The 54th Karlovy Vary Film Festival kicked off Friday with a short explainer in communist-era culture from host Marek Eben, who commemorated the 30th anniversary of the Velvet Revolution in the Czech Republic with a tribute to a retro snack. Eben reminded audiences of what the evening would have looked like if not for the peaceful overthrow of the regime by Václav Havel and his followers with one word: chlebíčky.
The notorious open-faced egg and mayo sandwich appetizers that used to mark every party congress were guaranteed to land on your clothes, he explained as the mainly Czech audience broke up. “Then we were all equals,” Eben noted ironically.
It wasn’t clear whether anyone shared the joke, told in Czech, to Julianne Moore before she took the stage to receive her Crystal Globe for contribution to world cinema. Moore, who is also in the Bohemian spa town to screen the drama “After the Wedding,” shared the limelight with her husband, writer-director Bart Freundlich and Billy Crudup, who plays her haunted spouse in the film.

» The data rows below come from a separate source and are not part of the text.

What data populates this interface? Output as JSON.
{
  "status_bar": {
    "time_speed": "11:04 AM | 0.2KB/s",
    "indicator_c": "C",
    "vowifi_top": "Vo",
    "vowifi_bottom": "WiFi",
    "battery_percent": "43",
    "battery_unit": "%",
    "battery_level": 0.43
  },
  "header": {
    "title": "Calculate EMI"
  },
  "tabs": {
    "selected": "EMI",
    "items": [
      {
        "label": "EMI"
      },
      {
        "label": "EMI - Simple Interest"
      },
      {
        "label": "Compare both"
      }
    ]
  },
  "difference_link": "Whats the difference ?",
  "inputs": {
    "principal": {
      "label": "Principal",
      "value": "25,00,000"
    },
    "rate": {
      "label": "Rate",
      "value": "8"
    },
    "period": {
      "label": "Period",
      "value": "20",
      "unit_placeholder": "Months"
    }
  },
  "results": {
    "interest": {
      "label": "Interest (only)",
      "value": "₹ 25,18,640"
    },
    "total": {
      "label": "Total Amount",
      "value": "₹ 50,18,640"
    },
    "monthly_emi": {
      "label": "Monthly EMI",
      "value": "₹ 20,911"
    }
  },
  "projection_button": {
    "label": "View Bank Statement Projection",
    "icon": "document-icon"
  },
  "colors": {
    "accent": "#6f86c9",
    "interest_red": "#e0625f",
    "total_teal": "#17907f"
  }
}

Fest prexy Jiří Bartoška presented the award following a moving tribute to his 25 years of service at the fest. The Czech actor and and his longtime colleague, former artistic director and film journalist Eva Zaoralová, were feted with a short film highlighting their exploits with Hollywood stars and, in Bartoška’s case, on the golf course, invariably smoking his signature cigarette. The silver-haired Bartoška, voice trembling with emotion, expressed thanks and was at a loss for words, even though, as he said, “I’m cynical as hell.”
The gala evening kicked off with its traditional dance performance, this year a string of acrobatic moves choreographed to play off the fest’s black-and-white stripes graphic theme. The performance warmed up a crowd of tux and ballgown-wearing film fans at the Brutalist Hotel Thermal.
The fest opener dance tradition goes hand-in-hand with an open-air orchestral performance by the Czech National Symphony Orchestra, held outside the cinema hall, which this year featured Beatles hits inspired by the screening of Danny Boyle’s “Yesterday.”
Past fest guest Casey Affleck also returns this year along with young actress Anna Pniowsky to screen the second film he’s directed, “Light of My Life” about a father-daughter relationship in an apocalyptic world in which women have died off.
Affleck, who screened his directorial debut “A Ghost Story” in Karlovy Vary in 2017, will introduce his latest feature in the same hall, noted for its thoroughly 70s red modular decor and angular slate slabs.
Also appearing in Karlovy Vary is Kara Hayward, screening Official Selection competition film “To the Stars,” building on a strong current of youth-friendly films along with the premiere of Czech horror pic “The True Adventures of Wolfboy,” directed by Martin Krejčí and starring fest guest Jaeden Martell.